Лисицын вспомнил те дни, когда на новой должности заместителя командующего постепенно ощутил, что расширившийся круг его обязанностей и беспрерывные встречи с множеством людей поглощают все его время. Он уже не мог, как прежде, основательно вникнуть в работу отделов, служб, частей. Не поверив этому новому ощущению, он попытался быть, как и прежде, внимательным к каждому, кто к нему приходил и кто с ним встречался, подолгу находился в отделах, тщательно читал документы, лично бывал на инструктаже дежурной смены командного пункта. Спустя месяц он убедился, что работать так уже невозможно: в сейфе скопилась гора документов, откладывалась масса неразрешенных дел, десятки людей ждали его…
Надо было выбирать наиболее важные проблемы, быть предельно кратким, бегло знакомиться с бесконечным потоком бумаг. И он стал работать избирательно, сосредоточивая внимание лишь на самых нужных и срочных объектах, лишая себя и подчиненных возможности удовлетворяющего обе стороны общения. Поди поговори по душам, когда на беседу с человеком остались считанные минуты… Техника безжалостно отнимала его от людей, и он барахтался среди тысяч разноцветных проводов, сотен блоков, контактов, бобин с магнитными лентами, мотаясь из зала в зал, срочно вылетая в Москву, на заводы, согласовывая и утрясая бесконечное множество больших и малых проблем…
Скорняков тоже радовался тому, что прогноз Лисицына оправдался и что решение, предложенное машиной и утвержденное им, правильное, а значит, и все остальное пойдет согласно плану; он переговорил по телефону с командирами частей, уточнил их решения, послушал Прилепского и остался доволен - они совпадали, люди уяснили обстановку и действовали сообразно ей; только один командир спросил командующего о целесообразности держать в резерве две эскадрильи перехватчиков. "Все ясно-понятно, товарищ командующий, - спешил доложить он, - "противник" будет прорываться с двух направлений, а поэтому и силы соответственно - на две части.
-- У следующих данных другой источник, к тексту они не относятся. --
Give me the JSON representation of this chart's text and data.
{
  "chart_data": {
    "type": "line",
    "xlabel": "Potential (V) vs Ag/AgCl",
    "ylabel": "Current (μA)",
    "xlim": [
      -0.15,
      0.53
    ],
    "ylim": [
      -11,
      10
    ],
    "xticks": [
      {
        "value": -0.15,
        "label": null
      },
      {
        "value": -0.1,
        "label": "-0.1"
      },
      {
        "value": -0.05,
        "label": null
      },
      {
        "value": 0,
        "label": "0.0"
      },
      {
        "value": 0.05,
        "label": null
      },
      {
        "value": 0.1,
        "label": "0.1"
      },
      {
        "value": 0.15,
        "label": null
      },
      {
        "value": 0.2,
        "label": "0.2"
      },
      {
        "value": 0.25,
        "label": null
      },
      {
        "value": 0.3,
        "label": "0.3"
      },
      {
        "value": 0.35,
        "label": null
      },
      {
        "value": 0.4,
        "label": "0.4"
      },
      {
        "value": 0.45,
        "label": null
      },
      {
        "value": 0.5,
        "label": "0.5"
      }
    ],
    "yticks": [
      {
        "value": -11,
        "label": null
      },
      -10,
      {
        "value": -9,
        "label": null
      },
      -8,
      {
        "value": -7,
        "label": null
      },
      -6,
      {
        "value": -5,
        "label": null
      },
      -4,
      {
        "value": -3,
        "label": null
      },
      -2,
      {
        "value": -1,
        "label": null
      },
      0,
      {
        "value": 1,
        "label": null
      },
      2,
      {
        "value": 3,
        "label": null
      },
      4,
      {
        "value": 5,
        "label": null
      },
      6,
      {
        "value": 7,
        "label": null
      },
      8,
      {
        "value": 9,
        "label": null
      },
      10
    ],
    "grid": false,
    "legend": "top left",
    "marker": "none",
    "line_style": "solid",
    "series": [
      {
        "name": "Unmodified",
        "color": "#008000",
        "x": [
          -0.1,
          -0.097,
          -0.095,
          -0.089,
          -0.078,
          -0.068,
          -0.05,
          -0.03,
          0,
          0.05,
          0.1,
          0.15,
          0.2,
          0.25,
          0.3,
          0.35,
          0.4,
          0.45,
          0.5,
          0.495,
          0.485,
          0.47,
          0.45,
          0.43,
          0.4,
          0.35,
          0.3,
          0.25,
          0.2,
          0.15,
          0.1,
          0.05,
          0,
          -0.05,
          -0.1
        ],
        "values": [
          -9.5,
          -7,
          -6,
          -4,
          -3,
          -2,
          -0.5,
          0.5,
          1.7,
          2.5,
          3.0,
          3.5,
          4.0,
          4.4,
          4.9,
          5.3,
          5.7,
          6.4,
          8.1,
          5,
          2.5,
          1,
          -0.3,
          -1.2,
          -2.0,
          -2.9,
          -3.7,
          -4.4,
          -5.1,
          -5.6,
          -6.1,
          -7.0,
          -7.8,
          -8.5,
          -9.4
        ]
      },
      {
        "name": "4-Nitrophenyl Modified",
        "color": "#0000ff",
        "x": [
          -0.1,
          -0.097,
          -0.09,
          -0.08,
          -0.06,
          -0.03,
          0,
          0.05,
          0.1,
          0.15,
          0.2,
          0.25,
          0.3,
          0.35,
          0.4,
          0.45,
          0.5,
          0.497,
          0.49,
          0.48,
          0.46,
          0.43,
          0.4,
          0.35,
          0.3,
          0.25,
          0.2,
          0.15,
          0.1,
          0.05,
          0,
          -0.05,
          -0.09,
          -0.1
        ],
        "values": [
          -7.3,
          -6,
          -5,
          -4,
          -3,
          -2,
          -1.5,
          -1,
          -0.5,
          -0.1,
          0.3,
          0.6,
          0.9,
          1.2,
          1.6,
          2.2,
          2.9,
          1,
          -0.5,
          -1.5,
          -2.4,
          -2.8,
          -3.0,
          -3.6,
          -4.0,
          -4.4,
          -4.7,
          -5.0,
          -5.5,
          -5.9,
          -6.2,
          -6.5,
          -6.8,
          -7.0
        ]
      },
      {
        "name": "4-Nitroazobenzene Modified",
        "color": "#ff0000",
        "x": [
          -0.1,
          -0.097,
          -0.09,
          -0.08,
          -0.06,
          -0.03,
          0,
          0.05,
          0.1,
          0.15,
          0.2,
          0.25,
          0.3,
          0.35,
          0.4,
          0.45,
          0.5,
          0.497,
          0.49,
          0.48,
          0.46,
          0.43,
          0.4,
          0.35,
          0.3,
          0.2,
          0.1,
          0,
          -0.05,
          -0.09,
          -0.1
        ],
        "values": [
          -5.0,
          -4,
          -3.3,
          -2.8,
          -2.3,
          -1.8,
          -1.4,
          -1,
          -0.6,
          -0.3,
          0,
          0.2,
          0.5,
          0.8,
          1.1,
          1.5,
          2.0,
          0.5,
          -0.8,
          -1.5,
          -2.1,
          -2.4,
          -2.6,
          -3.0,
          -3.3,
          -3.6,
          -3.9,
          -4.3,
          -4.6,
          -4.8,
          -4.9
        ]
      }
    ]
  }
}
Чего зря, товарищ командующий, летчикам в кабинах просиживать! Пусть повоюют!"
- Успеют, - осадил Скорняков не в меру горячего командира. - Навоюются. Одну эскадрилью оставь в кабинах, вторую высади из самолетов, пусть летчики походят, кости разомнут. Понял?
Конечно, понял. По голосу заметно, поутихла задиристая бравада. Второй год частью командует, на глазах растет, но еще школить надо. Нет-нет да и выбросит какой-нибудь фортель, смотри да смотри за ним. Уж очень хочется часть лучшей побыстрее сделать, а потому и ошибок целый короб. А часть - не звено и не рота. Во-о какая махина! Недавно спланировал ночные полеты с субботы на воскресенье. Люди за неделю устали, отдохнуть им надо, а ему налет давай.
6
23 часа 4 минуты 59 секунд. Время московское.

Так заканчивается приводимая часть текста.